Hundreds of firefighters backed by aircraft have battled several forest fires around Chernobyl since last week. They managed to contain the initial blaze, but new fires flared close to the decommissioned plant on Tuesday.
Environmental activists warned on Monday the fire, near the site of the world’s worst nuclear disaster in 1986, posed a radiation risk.
Volodymyr Demchuk, a senior official from Ukraine’s emergency service, said the situation was under control.
“There is no threat to the Chernobyl nuclear power plant, waste fuel storage or other critical facilities,” he said in a video statement late on Monday.
The emergency service said radiation levels in the capital, Kyiv, about 100km (60 miles) south of the plant, were within norms.
President Volodymyr Zelenskyy has promised transparency on the issue and will meet the head of the emergency service later on Tuesday. “Society must know the truth and be safe,” he said in a statement late on Monday.

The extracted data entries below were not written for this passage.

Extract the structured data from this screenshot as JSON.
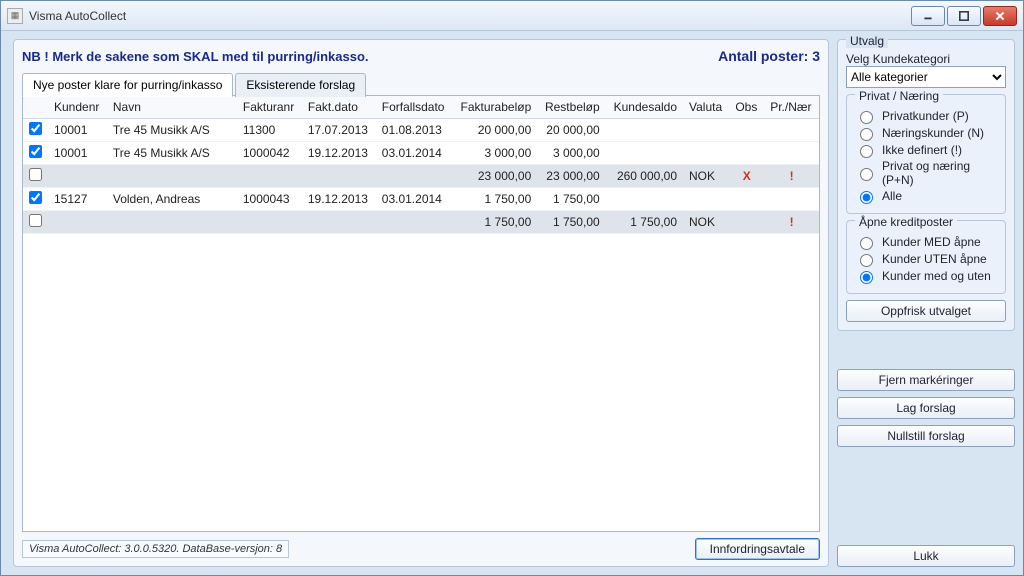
{
  "window": {
    "title": "Visma AutoCollect"
  },
  "header": {
    "nb_text": "NB ! Merk de sakene som SKAL med til purring/inkasso.",
    "count_label": "Antall poster: 3"
  },
  "tabs": {
    "active": "Nye poster klare for purring/inkasso",
    "other": "Eksisterende forslag"
  },
  "columns": {
    "kundenr": "Kundenr",
    "navn": "Navn",
    "fakturanr": "Fakturanr",
    "faktdato": "Fakt.dato",
    "forfallsdato": "Forfallsdato",
    "fakturabelop": "Fakturabeløp",
    "restbelop": "Restbeløp",
    "kundesaldo": "Kundesaldo",
    "valuta": "Valuta",
    "obs": "Obs",
    "prnaer": "Pr./Nær"
  },
  "rows": [
    {
      "chk": true,
      "kundenr": "10001",
      "navn": "Tre 45 Musikk A/S",
      "fakturanr": "11300",
      "faktdato": "17.07.2013",
      "forfallsdato": "01.08.2013",
      "fakturabelop": "20 000,00",
      "restbelop": "20 000,00",
      "kundesaldo": "",
      "valuta": "",
      "obs": "",
      "prnaer": "",
      "total": false
    },
    {
      "chk": true,
      "kundenr": "10001",
      "navn": "Tre 45 Musikk A/S",
      "fakturanr": "1000042",
      "faktdato": "19.12.2013",
      "forfallsdato": "03.01.2014",
      "fakturabelop": "3 000,00",
      "restbelop": "3 000,00",
      "kundesaldo": "",
      "valuta": "",
      "obs": "",
      "prnaer": "",
      "total": false
    },
    {
      "chk": false,
      "kundenr": "",
      "navn": "",
      "fakturanr": "",
      "faktdato": "",
      "forfallsdato": "",
      "fakturabelop": "23 000,00",
      "restbelop": "23 000,00",
      "kundesaldo": "260 000,00",
      "valuta": "NOK",
      "obs": "X",
      "prnaer": "!",
      "total": true
    },
    {
      "chk": true,
      "kundenr": "15127",
      "navn": "Volden, Andreas",
      "fakturanr": "1000043",
      "faktdato": "19.12.2013",
      "forfallsdato": "03.01.2014",
      "fakturabelop": "1 750,00",
      "restbelop": "1 750,00",
      "kundesaldo": "",
      "valuta": "",
      "obs": "",
      "prnaer": "",
      "total": false
    },
    {
      "chk": false,
      "kundenr": "",
      "navn": "",
      "fakturanr": "",
      "faktdato": "",
      "forfallsdato": "",
      "fakturabelop": "1 750,00",
      "restbelop": "1 750,00",
      "kundesaldo": "1 750,00",
      "valuta": "NOK",
      "obs": "",
      "prnaer": "!",
      "total": true
    }
  ],
  "status": "Visma AutoCollect: 3.0.0.5320. DataBase-versjon: 8",
  "buttons": {
    "innfordringsavtale": "Innfordringsavtale",
    "oppfrisk": "Oppfrisk utvalget",
    "fjern": "Fjern markéringer",
    "lag": "Lag forslag",
    "nullstill": "Nullstill forslag",
    "lukk": "Lukk"
  },
  "side": {
    "utvalg_title": "Utvalg",
    "velg_label": "Velg Kundekategori",
    "kategori_selected": "Alle kategorier",
    "privat_title": "Privat / Næring",
    "privat_options": {
      "p": "Privatkunder (P)",
      "n": "Næringskunder (N)",
      "i": "Ikke definert (!)",
      "pn": "Privat og næring (P+N)",
      "alle": "Alle"
    },
    "kredit_title": "Åpne kreditposter",
    "kredit_options": {
      "med": "Kunder MED åpne",
      "uten": "Kunder UTEN åpne",
      "begge": "Kunder med og uten"
    }
  }
}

The fire, one of several which followed unusually dry weather, began on April 3 in the western part of the exclusion zone and spread to nearby forests.

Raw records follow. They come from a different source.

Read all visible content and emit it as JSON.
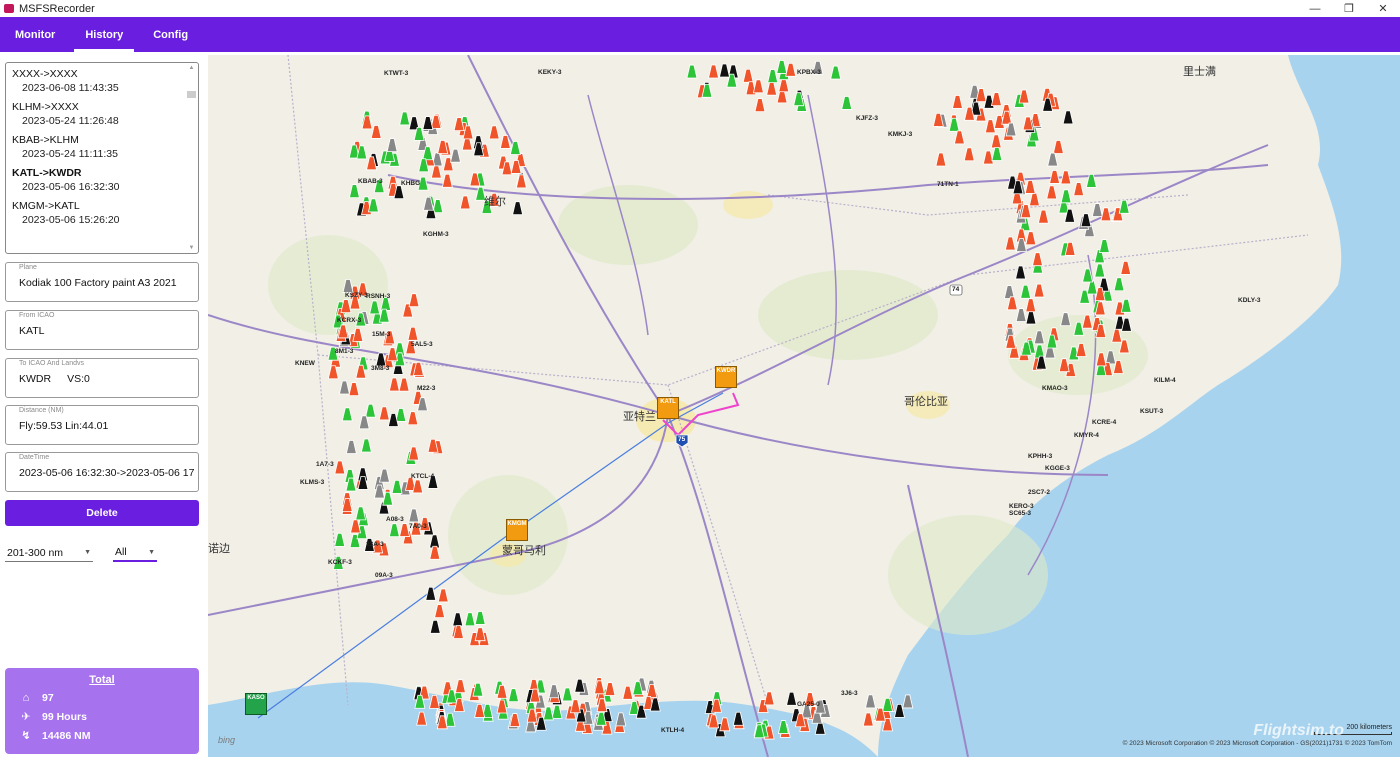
{
  "window": {
    "title": "MSFSRecorder",
    "controls": {
      "minimize": "—",
      "maximize": "❐",
      "close": "✕"
    }
  },
  "nav": {
    "tabs": [
      {
        "label": "Monitor"
      },
      {
        "label": "History"
      },
      {
        "label": "Config"
      }
    ]
  },
  "history": [
    {
      "route": "XXXX->XXXX",
      "date": "2023-06-08 11:43:35"
    },
    {
      "route": "KLHM->XXXX",
      "date": "2023-05-24 11:26:48"
    },
    {
      "route": "KBAB->KLHM",
      "date": "2023-05-24 11:11:35"
    },
    {
      "route": "KATL->KWDR",
      "date": "2023-05-06 16:32:30"
    },
    {
      "route": "KMGM->KATL",
      "date": "2023-05-06 15:26:20"
    }
  ],
  "fields": {
    "plane": {
      "label": "Plane",
      "value": "Kodiak 100 Factory paint A3 2021"
    },
    "from": {
      "label": "From ICAO",
      "value": "KATL"
    },
    "to": {
      "label": "To ICAO And Landvs",
      "icao": "KWDR",
      "vs": "VS:0"
    },
    "distance": {
      "label": "Distance (NM)",
      "fly": "Fly:59.53",
      "line": "Lin:44.01"
    },
    "datetime": {
      "label": "DateTime",
      "value": "2023-05-06 16:32:30->2023-05-06 17"
    }
  },
  "delete_label": "Delete",
  "filters": {
    "range": "201-300 nm",
    "type": "All"
  },
  "total": {
    "title": "Total",
    "flights": "97",
    "hours": "99 Hours",
    "distance": "14486 NM"
  },
  "map": {
    "city_labels": [
      "亚特兰",
      "哥伦比亚",
      "蒙哥马利",
      "里士满",
      "维尔",
      "诺边"
    ],
    "route_tags": [
      {
        "code": "KATL",
        "color": "orange"
      },
      {
        "code": "KWDR",
        "color": "orange"
      },
      {
        "code": "KMGM",
        "color": "orange"
      },
      {
        "code": "KASO",
        "color": "green"
      }
    ],
    "airport_labels": [
      "KLMS-3",
      "KTCL-4",
      "KGHM-3",
      "15M-3",
      "8M1-3",
      "KNEW",
      "2SC7-2",
      "KGGE-3",
      "KMYR-4",
      "KSUT-3",
      "KILM-4",
      "KMAO-3",
      "KPBX-3",
      "KHBG",
      "KDLY-3",
      "5AL5-3",
      "3M8-3",
      "M22-3",
      "23A-3",
      "A08-3",
      "09A-3",
      "7A0-3",
      "KEKY-3",
      "KTWT-3",
      "KMKJ-3",
      "KJFZ-3",
      "71TN-1",
      "KCRX-3",
      "KSZY-3",
      "3J6-3",
      "GA25-0",
      "KTLH-4",
      "KCKF-3",
      "KCRE-4",
      "SC65-3",
      "KERO-3",
      "KPHH-3",
      "1A7-3",
      "RSNH-3",
      "KBAB-3"
    ],
    "highway_labels": [
      "74",
      "75"
    ],
    "scale": "200 kilometers",
    "copyright": "© 2023 Microsoft Corporation   © 2023 Microsoft Corporation - GS(2021)1731   © 2023 TomTom",
    "bing_label": "bing",
    "watermark": "Flightsim.to"
  }
}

Police say they have identified a 27-year old resident who they accuse of deliberately starting the blaze.
It remains unclear if the person, who has reportedly confessed to starting several fires “for fun”, is partly or fully responsible.
The flames spread quickly, fanned by strong winds, and Kyiv mobilised helicopters and more than 400 firefighters, with planes dropping tonnes of water on the fire.
Yaroslav Yemelyanenko, head of the Chernobyl tour guide association, said one fire was raging within 2km (about 1.2 miles) from one of the radioactive waste depots.
He said the fire had reached the ghost town of Pripyat, a city near Chernobyl whose population of about 50,000 was evacuated after the explosion.
“The situation is critical,” Yemelianenko wrote on his Facebook page.
While forest fires are common in the exclusion zone, Greenpeace Russia said on Monday this was the worst since the 1986 nuclear explosion.
The environmental campaign group said that analysis of satellite images showed the fire at its closest point was just 1.5km (less than a mile) from the protective dome over the ruined reactor.
Government agencies insist the fire has not caused a spike in radiation levels.
Chernobyl polluted a large swath of Europe when its fourth reactor exploded in April 1986. People are not allowed to live within 30km (18 miles) of the power station.
The three other reactors at Chernobyl continued to generate electricity until the power station finally closed in 2000. A giant protective dome was put in place over the fourth reactor in 2016.